Ottawa firm’s ‘passwordless’ system lands $1M in funding

Kanata’s inBay Technologies believes it’s figured out the secret to thwarting cyber-thieves
shane young
inBay CEO Shane Young. Photo provided.

With the Equifax scandal and other high-profile corporate security breaches making headlines around the world, an Ottawa firm believes its “passwordless” digital authentication technology is an idea whose time has come.

Kanata’s inBay Technologies announced in late September it has landed $1 million in seed financing from Netherlands-based Ramphastos Investments and a local “super angel” represented by Ottawa’s Tongda One Partners.

The 16-person firm plans to use the equity infusion to ramp up marketing for its cloud-based software that bypasses servers where large numbers of user passwords are typically stored. Instead, inBay’s app turns a user’s smartphone into a “trusted device” that the company claims cannot be hacked.

Traditional security systems compare password data entered by a user with information stored on an external server, creating a “shared secret” that is inherently at risk of being leaked, said inBay CEO Shane Young.

More sophisticated “two-step authentication” systems are actually no more secure, he added, because they simply double the amount of data available for cyber-thieves to plunder.

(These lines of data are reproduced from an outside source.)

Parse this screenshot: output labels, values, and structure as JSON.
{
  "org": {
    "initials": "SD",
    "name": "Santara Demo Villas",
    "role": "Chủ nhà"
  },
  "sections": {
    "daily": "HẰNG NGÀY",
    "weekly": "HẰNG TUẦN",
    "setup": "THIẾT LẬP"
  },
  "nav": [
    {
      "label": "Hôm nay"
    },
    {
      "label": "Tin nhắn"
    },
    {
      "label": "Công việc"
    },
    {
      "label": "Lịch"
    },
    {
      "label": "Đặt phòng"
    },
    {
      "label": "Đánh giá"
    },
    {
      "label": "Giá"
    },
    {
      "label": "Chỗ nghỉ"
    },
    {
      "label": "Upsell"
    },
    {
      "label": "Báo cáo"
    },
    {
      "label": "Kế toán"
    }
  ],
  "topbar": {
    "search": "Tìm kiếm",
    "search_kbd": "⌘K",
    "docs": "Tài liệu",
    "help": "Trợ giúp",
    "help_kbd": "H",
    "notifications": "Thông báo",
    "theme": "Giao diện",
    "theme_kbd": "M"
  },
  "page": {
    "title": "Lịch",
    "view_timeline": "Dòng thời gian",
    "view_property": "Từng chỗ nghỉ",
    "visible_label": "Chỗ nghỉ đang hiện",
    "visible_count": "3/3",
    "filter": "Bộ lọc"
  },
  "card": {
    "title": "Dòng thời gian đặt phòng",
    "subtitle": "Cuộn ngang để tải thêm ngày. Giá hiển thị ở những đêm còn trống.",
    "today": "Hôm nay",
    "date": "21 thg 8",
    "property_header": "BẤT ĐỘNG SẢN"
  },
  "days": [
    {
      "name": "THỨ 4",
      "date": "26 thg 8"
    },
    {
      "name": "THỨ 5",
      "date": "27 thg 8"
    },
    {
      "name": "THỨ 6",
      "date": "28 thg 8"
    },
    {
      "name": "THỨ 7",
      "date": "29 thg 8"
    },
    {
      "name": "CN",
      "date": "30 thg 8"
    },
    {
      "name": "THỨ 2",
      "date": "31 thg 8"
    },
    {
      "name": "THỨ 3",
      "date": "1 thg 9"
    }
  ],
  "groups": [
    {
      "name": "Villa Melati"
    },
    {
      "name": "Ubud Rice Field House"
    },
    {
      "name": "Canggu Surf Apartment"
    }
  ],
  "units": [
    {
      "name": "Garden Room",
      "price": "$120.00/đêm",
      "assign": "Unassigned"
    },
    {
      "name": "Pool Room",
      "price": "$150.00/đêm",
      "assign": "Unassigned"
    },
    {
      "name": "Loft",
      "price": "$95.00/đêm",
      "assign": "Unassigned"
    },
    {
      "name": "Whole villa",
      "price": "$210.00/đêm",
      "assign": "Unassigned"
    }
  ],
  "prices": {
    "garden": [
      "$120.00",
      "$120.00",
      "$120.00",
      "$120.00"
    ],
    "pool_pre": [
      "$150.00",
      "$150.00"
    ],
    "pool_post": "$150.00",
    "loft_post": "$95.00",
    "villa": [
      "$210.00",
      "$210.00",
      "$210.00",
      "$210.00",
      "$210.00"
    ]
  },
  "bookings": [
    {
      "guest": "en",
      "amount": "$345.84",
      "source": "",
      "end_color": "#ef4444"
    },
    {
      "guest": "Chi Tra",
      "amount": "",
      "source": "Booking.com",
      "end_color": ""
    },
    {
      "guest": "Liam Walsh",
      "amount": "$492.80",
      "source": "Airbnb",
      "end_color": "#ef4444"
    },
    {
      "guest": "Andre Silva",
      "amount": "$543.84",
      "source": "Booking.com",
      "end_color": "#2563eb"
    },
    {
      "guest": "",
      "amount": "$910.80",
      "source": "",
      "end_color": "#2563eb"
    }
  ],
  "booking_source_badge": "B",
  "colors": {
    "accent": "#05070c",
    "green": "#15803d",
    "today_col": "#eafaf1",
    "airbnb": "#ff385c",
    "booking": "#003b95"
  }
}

“No matter how careful you are … they’re finding ways in,” he explained. “The internet was actually created for sharing, not for security. A secret is never kept secret for very long.”

By contrast, inBay’s system doesn’t require data to be transmitted beyond users’ smartphones, leaving hackers with no way to access sensitive information.

“Passwords have always been a problem,” said James Nguyen, a partner at Tongda One. “What they’ve done is they’ve eliminated the problem by eliminating passwords. There’s definitely a huge market for it.”

Co-founders Stan Xavier and Randy Kuang, both former Nortel employees, originally launched inBay in 2009. The firm went through a few pivots before hitting on its software-as-a-service model, and Mr. Young said the media attention surrounding cybersecurity crimes has put customers and investors on the hunt for better authentication technology.

“They have a product that’s going to serve a very hot market in cybersecurity. They have a technology that nobody else has.”

“Things are picking up in the market with all the news around (cybersecurity) breaches,” said the veteran entrepreneur, who took over as inBay’s chief executive earlier this year. “All of the things that have been happening the last six months around breaches and theft of information online, to a certain extent, it made our job a little bit easier.”

Mr. Young said inBay is targeting clients that deal in highly sensitive information, such as government agencies, e-health companies and fintech firms. In July, the company landed a $500,000 contract with Shared Services Canada through the federal government’s Build in Canada Innovation Program.

“We actually solved a problem there that couldn’t be solved any other way,” he said. “We need to get that credibility before we go out to the broader market and look to sell to the general enterprise market.”

Though the firm has only a handful of customers right now, Mr. Young said the company is “well on track” to hit its goal of $1 million in revenues by the end of the fiscal year in January. He said inBay plans to start aggressively pursuing clients south of the border.

“That’s where we see the largest opportunity to capitalize on what we’re doing,” he explained. “We want to get out there and start generating some awareness. That requires a little bit more gas in the tank.”

Mr. Nguyen, who worked in the banking industry and has followed inBay’s progress for years, is a believer.

“They have a product that’s going to serve a very hot market in cybersecurity. They have a technology that nobody else has.”